Niccolo Lamparelli, engagé par une grande banque d'affaire américaine à Londres, exerce le métier d'analyste : il analyses certaines entreprises actives dans les nouvelles technologies et fournit des conseils à ses clients concernant leur titre : vendre, garder ou acheter. Dans une entreprise très compétitive, où les coups bas sont légion, Niccolo tire son épingle du jeu et parvient à se faire à nom sans compromettre ses principes moraux. Mais dans l'ombre, une grande fraude s'organise dont il sera le maillon central sans en avoir conscience...


Mon avis :

Voici un livre qui n'est pas parfait mais qui m'a fait passer un bon moment et, surtout, qui m'a beaucoup appris sur un monde dont je ne fais pas partie.  Un monde de requins en costumes trois pièces qui se construisent des fortunes indécentes au prix d'un stress terrifiant et de choix difficiles...

L'auteur doit savoir ce qu'il raconte quand il parle de ce monde-là puisqu'il est lui-même analyste à la City.

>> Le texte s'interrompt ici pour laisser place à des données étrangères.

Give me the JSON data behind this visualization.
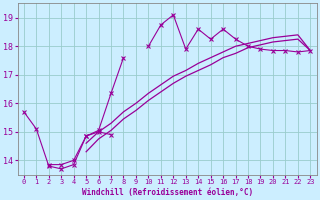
{
  "xlabel": "Windchill (Refroidissement éolien,°C)",
  "bg_color": "#cceeff",
  "line_color": "#990099",
  "grid_color": "#99cccc",
  "x_data": [
    0,
    1,
    2,
    3,
    4,
    5,
    6,
    7,
    8,
    9,
    10,
    11,
    12,
    13,
    14,
    15,
    16,
    17,
    18,
    19,
    20,
    21,
    22,
    23
  ],
  "line1_y": [
    15.7,
    15.1,
    13.8,
    13.7,
    13.85,
    14.85,
    15.05,
    16.35,
    17.6,
    null,
    18.0,
    18.75,
    19.1,
    17.9,
    18.6,
    18.25,
    18.6,
    18.25,
    18.0,
    17.9,
    17.85,
    17.85,
    17.8,
    17.85
  ],
  "line2_y": [
    null,
    null,
    13.85,
    13.85,
    14.0,
    14.85,
    15.0,
    14.9,
    null,
    null,
    null,
    null,
    null,
    null,
    null,
    null,
    null,
    null,
    null,
    null,
    null,
    null,
    null,
    null
  ],
  "line3_y": [
    null,
    null,
    null,
    null,
    null,
    14.6,
    15.0,
    15.3,
    15.7,
    16.0,
    16.35,
    16.65,
    16.95,
    17.15,
    17.4,
    17.6,
    17.8,
    18.0,
    18.1,
    18.2,
    18.3,
    18.35,
    18.4,
    17.85
  ],
  "line4_y": [
    null,
    null,
    null,
    null,
    null,
    14.3,
    14.75,
    15.05,
    15.45,
    15.75,
    16.1,
    16.4,
    16.7,
    16.95,
    17.15,
    17.35,
    17.6,
    17.75,
    17.95,
    18.05,
    18.15,
    18.2,
    18.25,
    17.85
  ],
  "ylim": [
    13.5,
    19.5
  ],
  "xlim": [
    -0.5,
    23.5
  ],
  "yticks": [
    14,
    15,
    16,
    17,
    18,
    19
  ],
  "xticks": [
    0,
    1,
    2,
    3,
    4,
    5,
    6,
    7,
    8,
    9,
    10,
    11,
    12,
    13,
    14,
    15,
    16,
    17,
    18,
    19,
    20,
    21,
    22,
    23
  ]
}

Il se construit donc un héros qui fait le même boulot, avec quelques aspects un peu plus romanesques, une jeunesse qu'on découvre peu à peu et un ami à toute épreuve.  Il nous présente son arrivée dans la banque d'affaires par excellence : un étage pour les traders qui font couler les millions entre leurs doigts devant des murs d'écrans de cotations, un étage pour les analystes qui font et défont les réputations des titres, un étage pour les gros pontes intouchables... Un monde de mâles pleins de testostérone dépensée dans le luxe et les voitures hors de prix, avec quelques femmes pour faire tache, classées en mal baisées ou jolies tombeuses.  On n'a pas beaucoup de mal à croire en ce monde pourtant caricatural mais dépeint avec talent, précision et justesse, ni en noir, ni en blanc.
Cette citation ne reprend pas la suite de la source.